I have 6-year-old twins, a boy and a girl. My son is being tormented by my roomate's 20-year-old son, with very vulgar name calling. This 20-year-old is over 300 lbs and acts out as a very intimidating person.

At first, after we had moved in, they used to play outside together, ball and wrestling, as I found it endearing... But as time passed, it got rough and the name calling started. I put my foot down and said that's not necessary and then it turned into abusive harassment behind my back.

I was told today by my son that this happens all the time and he didn't want to tell me, but only happens when I'm present. I talked to my roomate and he laughed at me, saying his son is only playing. But my son is really being affected in a negative way and it hurts me that he has to live in this environment. That 20-year-old now yells at me, telling me he hates my son and me.

We are moving in 3 weeks, so I'm glad it will be over. But in the meantime, how do I handle this, now that my roomate is leaving on a 2 week trip and will not be here to mediate?

  • 2
    Do you feel he might physically threaten you or your son, or is it currently limited to verbal abuse? Jun 25, 2017 at 9:11
  • The simple solution that works costs money: Stay in a hotel for 3 weeks. There are various ways to teach a 20 year who doesn't yet know how to behave in a civilized manner around people, but none of them are guaranteed to work, many require a different setting than you describe, and very few work within the timeframe you need.
    – Peter
    Jun 25, 2017 at 10:13
  • In this answer, it sounds like you moved out and things got better. Can you clarify the situation you're in now? It will help us give more appropriate answers. Do you have an answer to post to this question (that's allowed on SE sites.)? Thanks. Jun 25, 2017 at 17:35

3 Answers 3


This is child abuse by an adult, plain and simple. Assuming you can't get out immediately, you should make your point of view clear to your room mate and/or his son. Tell them that if the abuse continues then you will involve the police.


The roommate was likely traumatized himself when he was young. Empathizing with him might get you somewhere.

But, for credibility's sake, get your son out of there. He will remember your decision in this situation and others that are similar. If you protect him, your relationship will be a less strained in his teenage years. Your daughter will similarly see what you do in this situation.

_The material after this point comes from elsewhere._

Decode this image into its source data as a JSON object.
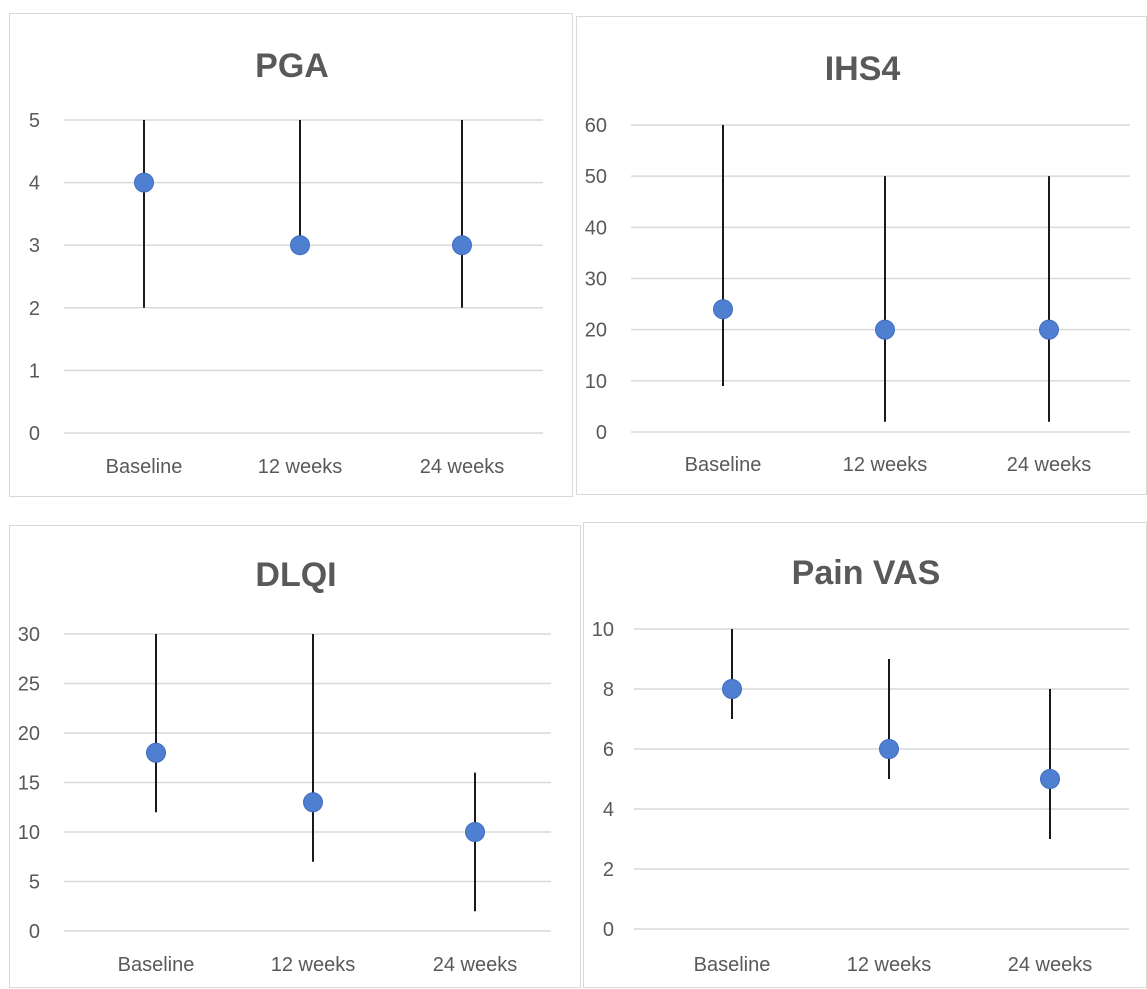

If your son isn't telling you what has been happening, what else might happen that you won't be told, potentially having severely negative consequences for your son and family?


Legal Recourse

You were pretty vague with the details, but it sounds like what he is doing is illegal harassment and/or abuse. He is an adult. You warned him already. Call the police NOW. The police may or may not remove him, but at the very least it will send him the message that you are serious about him improving his behavior.

If the police do not remove him - or even if they do - you should apply for an injunction (restraining order) against him on behalf of your child(ren).

Social Engineering

Empathize with him. You most likely did something that upset him, or maybe your presence is what's upsetting him. Either way, if you can somehow make him like you your temporary situation will be easier to manage. Do something to show him you understand where he's coming from. Once he feels like you're on "his side" he will be more likely to do what you want.

Control what you can control

You wont always be able to protect your kids the way you can now, but you can teach them how to protect themselves. Teach them not to take offense when people are rude to them. Teach them to empathize. That covers emotional protection.

My daughter is 10 and approaching her black belt and knows how to handle a gun. If you're comfortable with it, it's not too early to start teaching self defense to 6 year olds. At the very least you should teach them protocol for speaking to a grown-up when someone crosses the line. You should also be clear about where that line is, lest your son become a taddle-tail.


Another answer implied that your children will remember if you don't respond appropriately. If you opt to stay for the remaining weeks, make sure what your children remembers is that you don't run from your problems, you deal with them.

Contrary to other answers I would suggest that if the situation is severe enough to justify moving before the 3 weeks is up, that it is severe enough to involve law enforcement.